22/7/09

Con Alba la piscina se llena de sirenas envidiosas. Pasa todos los veranos. Una niña de siete años como ella no puede pasar desapercibida. Sé que el socorrista hace lo que puede con su cazamariposas de kilométrico mango que utiliza para recuperar tesoros submarinos que otros niños dejan olvidados en el fondo de teselas azules; pero Alba es diferente, cuando salta al agua se despiertan las bellas criaturas que duermen metidas en conchas para protegerse del cloro y de las miradas de los oficinistas de Mapfre cuyos despachos dan a esa parte de la piscina. Cuando Alba salta al agua, el tiempo da a la tecla de velocidad lenta y, si te fijas bien, comienzas a escuchar música de xilófonos que proviene del interior de las conchas. Es lo mismo de todos los veranos pero casi nadie se da cuenta, casi nadie advierte estos hechos porque los vecinos de mi casa bajan a la piscina con best sellers que compran en las gasolineras y no levantan la vista del libro nada más que para calcular el movimiento de la sombra que les protege.

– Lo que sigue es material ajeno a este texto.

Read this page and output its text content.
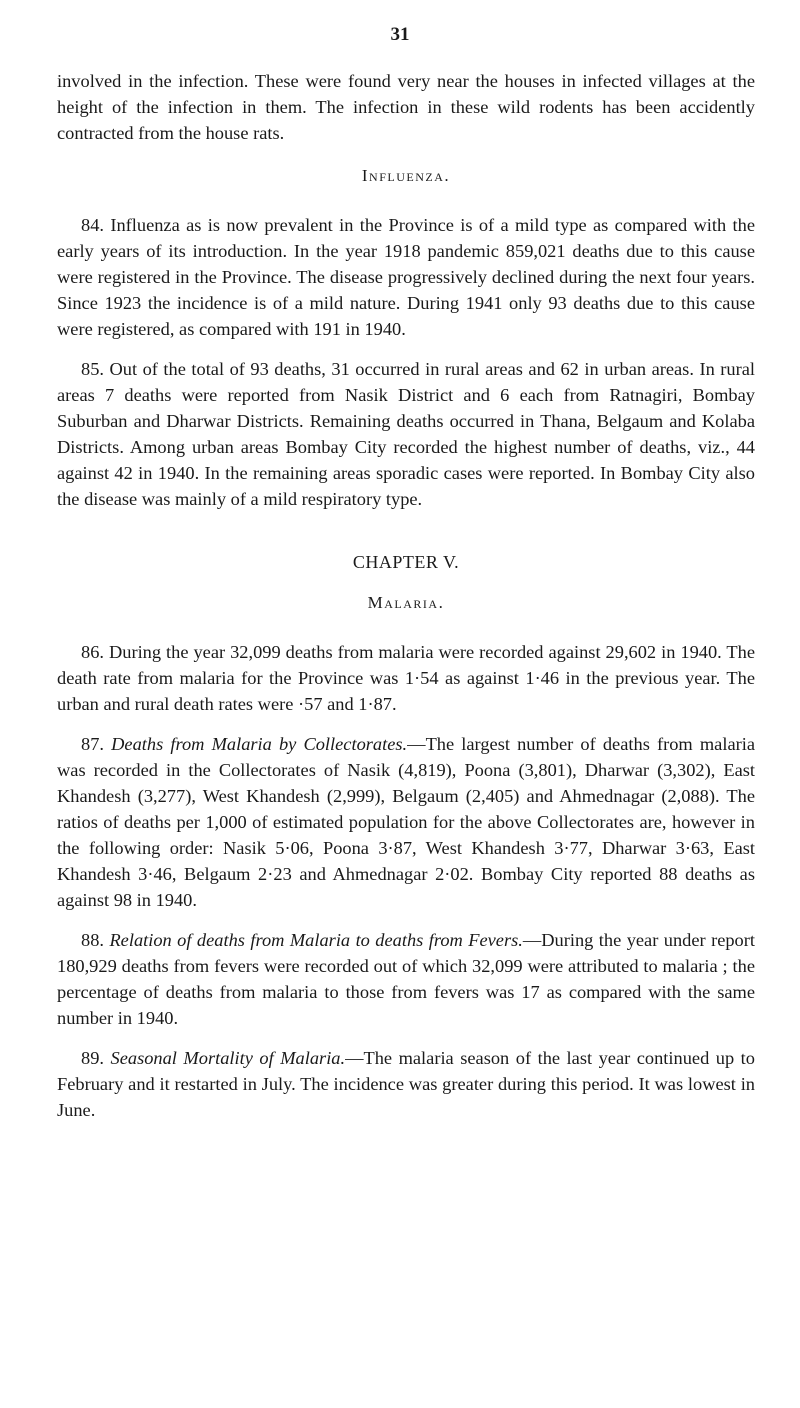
31

involved in the infection. These were found very near the houses in infected villages at the height of the infection in them. The infection in these wild rodents has been accidently contracted from the house rats.

Influenza.

84. Influenza as is now prevalent in the Province is of a mild type as compared with the early years of its introduction. In the year 1918 pandemic 859,021 deaths due to this cause were registered in the Province. The disease progressively declined during the next four years. Since 1923 the incidence is of a mild nature. During 1941 only 93 deaths due to this cause were registered, as compared with 191 in 1940.

85. Out of the total of 93 deaths, 31 occurred in rural areas and 62 in urban areas. In rural areas 7 deaths were reported from Nasik District and 6 each from Ratnagiri, Bombay Suburban and Dharwar Districts. Remaining deaths occurred in Thana, Belgaum and Kolaba Districts. Among urban areas Bombay City recorded the highest number of deaths, viz., 44 against 42 in 1940. In the remaining areas sporadic cases were reported. In Bombay City also the disease was mainly of a mild respiratory type.

CHAPTER V.
Malaria.

86. During the year 32,099 deaths from malaria were recorded against 29,602 in 1940. The death rate from malaria for the Province was 1·54 as against 1·46 in the previous year. The urban and rural death rates were ·57 and 1·87.

87. Deaths from Malaria by Collectorates.—The largest number of deaths from malaria was recorded in the Collectorates of Nasik (4,819), Poona (3,801), Dharwar (3,302), East Khandesh (3,277), West Khandesh (2,999), Belgaum (2,405) and Ahmednagar (2,088). The ratios of deaths per 1,000 of estimated population for the above Collectorates are, however in the following order: Nasik 5·06, Poona 3·87, West Khandesh 3·77, Dharwar 3·63, East Khandesh 3·46, Belgaum 2·23 and Ahmednagar 2·02. Bombay City reported 88 deaths as against 98 in 1940.

88. Relation of deaths from Malaria to deaths from Fevers.—During the year under report 180,929 deaths from fevers were recorded out of which 32,099 were attributed to malaria ; the percentage of deaths from malaria to those from fevers was 17 as compared with the same number in 1940.

89. Seasonal Mortality of Malaria.—The malaria season of the last year continued up to February and it restarted in July. The incidence was greater during this period. It was lowest in June.
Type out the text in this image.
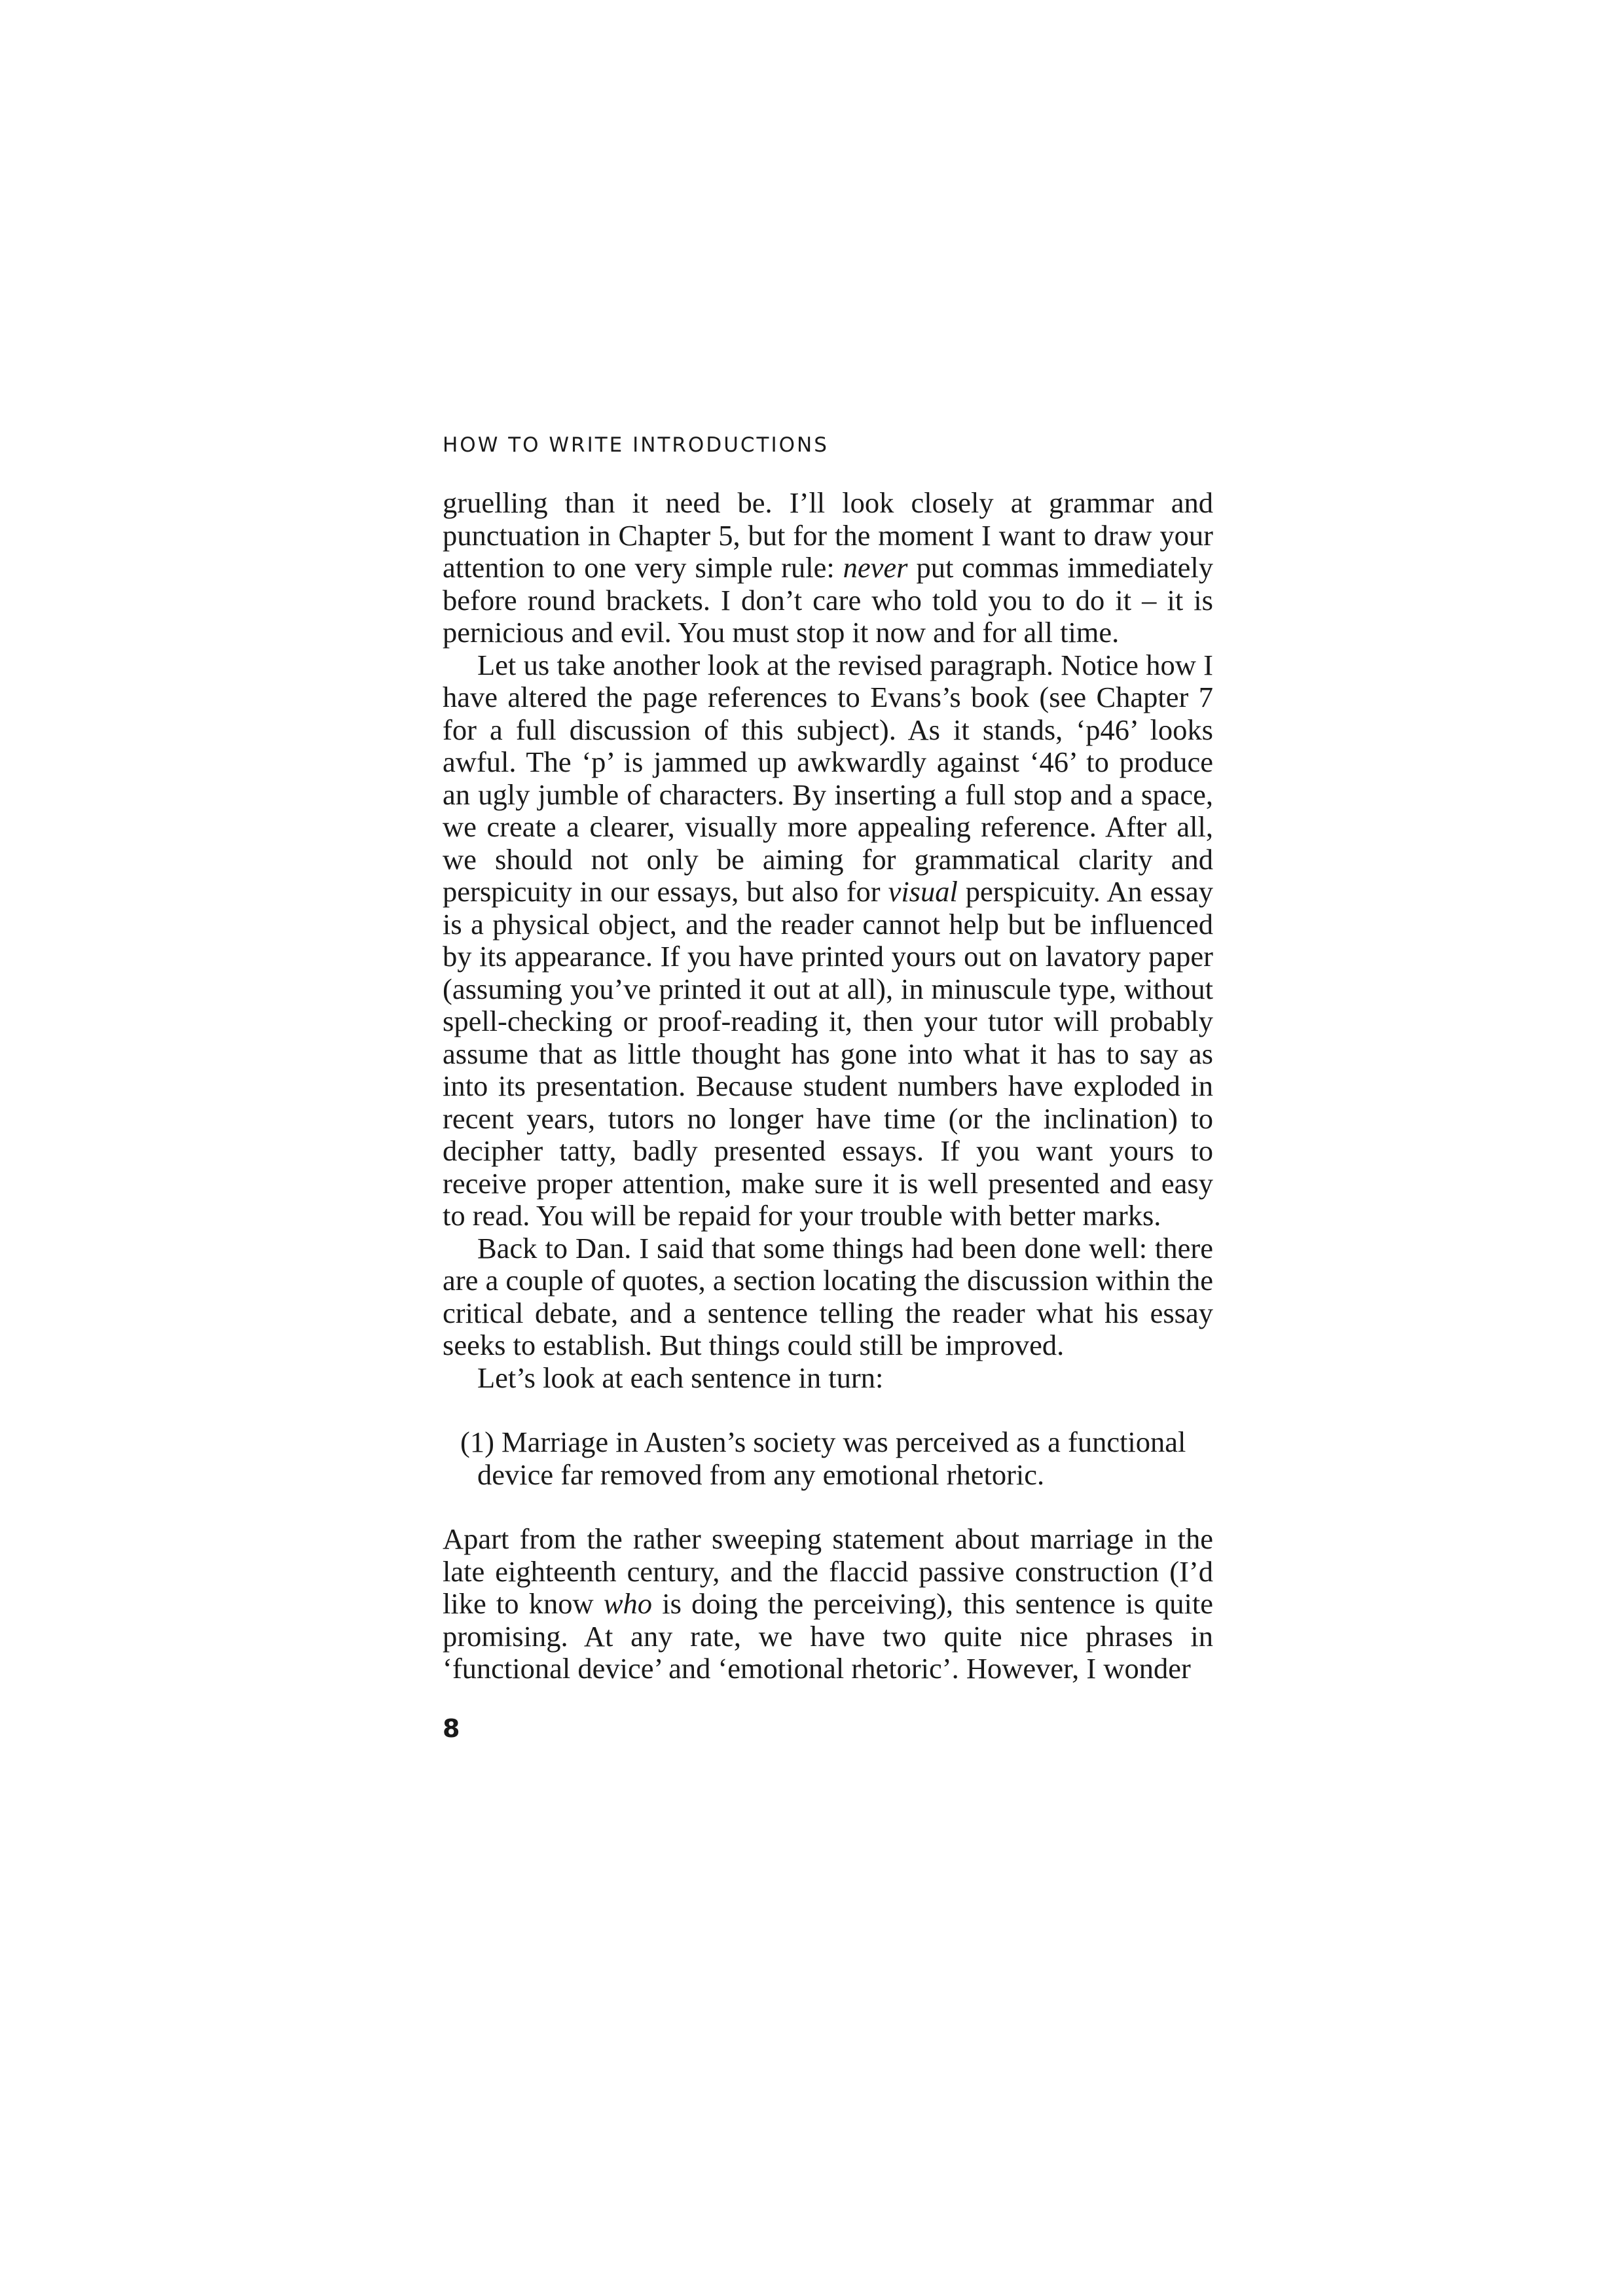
HOW TO WRITE INTRODUCTIONS

gruelling than it need be. I’ll look closely at grammar and punctuation in Chapter 5, but for the moment I want to draw your attention to one very simple rule: never put commas immediately before round brackets. I don’t care who told you to do it – it is pernicious and evil. You must stop it now and for all time.

Let us take another look at the revised paragraph. Notice how I have altered the page references to Evans’s book (see Chapter 7 for a full discussion of this subject). As it stands, ‘p46’ looks awful. The ‘p’ is jammed up awkwardly against ‘46’ to produce an ugly jumble of characters. By inserting a full stop and a space, we create a clearer, visually more appealing reference. After all, we should not only be aiming for grammatical clarity and perspicuity in our essays, but also for visual perspicuity. An essay is a physical object, and the reader cannot help but be influenced by its appearance. If you have printed yours out on lavatory paper (assuming you’ve printed it out at all), in minuscule type, without spell-checking or proof-reading it, then your tutor will probably assume that as little thought has gone into what it has to say as into its presentation. Because student numbers have exploded in recent years, tutors no longer have time (or the inclination) to decipher tatty, badly presented essays. If you want yours to receive proper attention, make sure it is well presented and easy to read. You will be repaid for your trouble with better marks.

Back to Dan. I said that some things had been done well: there are a couple of quotes, a section locating the discussion within the critical debate, and a sentence telling the reader what his essay seeks to establish. But things could still be improved.

Let’s look at each sentence in turn:

(1) Marriage in Austen’s society was perceived as a functional device far removed from any emotional rhetoric.

Apart from the rather sweeping statement about marriage in the late eighteenth century, and the flaccid passive construction (I’d like to know who is doing the perceiving), this sentence is quite promising. At any rate, we have two quite nice phrases in ‘functional device’ and ‘emotional rhetoric’. However, I wonder

8
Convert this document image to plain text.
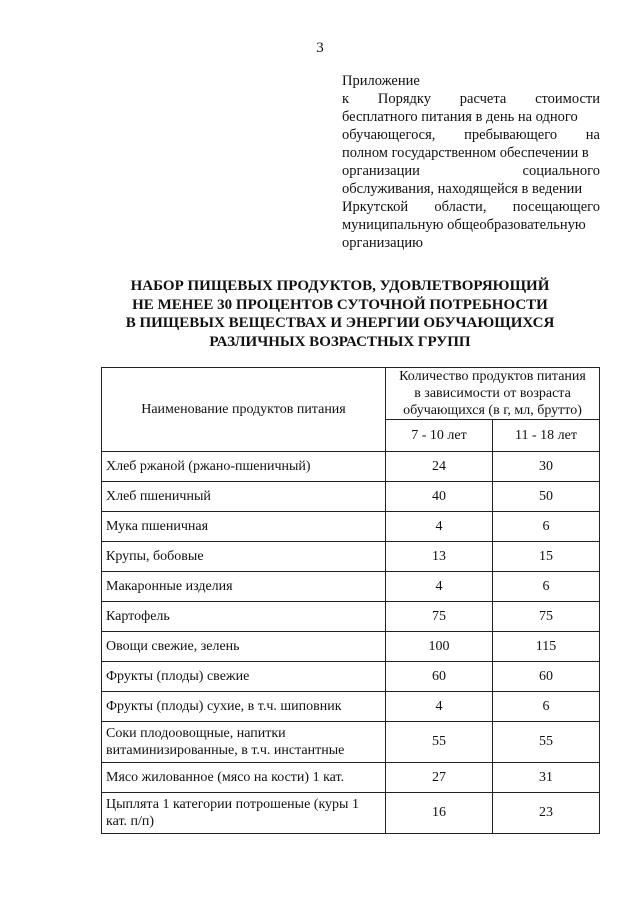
3
Приложение
к Порядку расчета стоимости
бесплатного питания в день на одного
обучающегося, пребывающего на
полном государственном обеспечении в
организации социального
обслуживания, находящейся в ведении
Иркутской области, посещающего
муниципальную общеобразовательную
организацию
НАБОР ПИЩЕВЫХ ПРОДУКТОВ, УДОВЛЕТВОРЯЮЩИЙ
НЕ МЕНЕЕ 30 ПРОЦЕНТОВ СУТОЧНОЙ ПОТРЕБНОСТИ
В ПИЩЕВЫХ ВЕЩЕСТВАХ И ЭНЕРГИИ ОБУЧАЮЩИХСЯ
РАЗЛИЧНЫХ ВОЗРАСТНЫХ ГРУПП
Наименование продуктов питания	Количество продуктов питания
в зависимости от возраста
обучающихся (в г, мл, брутто)	

	7 - 10 лет	11 - 18 лет
Хлеб ржаной (ржано-пшеничный)	24	30
Хлеб пшеничный	40	50
Мука пшеничная	4	6
Крупы, бобовые	13	15
Макаронные изделия	4	6
Картофель	75	75
Овощи свежие, зелень	100	115
Фрукты (плоды) свежие	60	60
Фрукты (плоды) сухие, в т.ч. шиповник	4	6
Соки плодоовощные, напитки витаминизированные, в т.ч. инстантные	55	55
Мясо жилованное (мясо на кости) 1 кат.	27	31
Цыплята 1 категории потрошеные (куры 1 кат. п/п)	16	23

Una vez en el agua, Alba juega con las sirenas y convierte su envidia en un baile al que todas acaban sumándose hechizadas. Yo permanezco en el borde, muy quieto, con miedo a que me descubran como ese espectador insidioso que destripa la magia con su mirada incrédula. Me quedo muy quieto, con ansia de ser una estatua que decore el escenario y no perturbe la coreografía. El socorrista me mira intrigado desde sus enormes gafas de sol, con el cazamariposas en la mano y sin saber muy bien qué hacer. Nadie le habló de las sirenas de la urbanización y desconoce el protocolo a seguir; sin embargo, cuando mira a Alba siente un arrebato extraño, una maraña de luces que le llega hasta las tripas y hace que su respiración se convierta en un animal cauto, como una ardilla olisqueando un diamante en medio del bosque.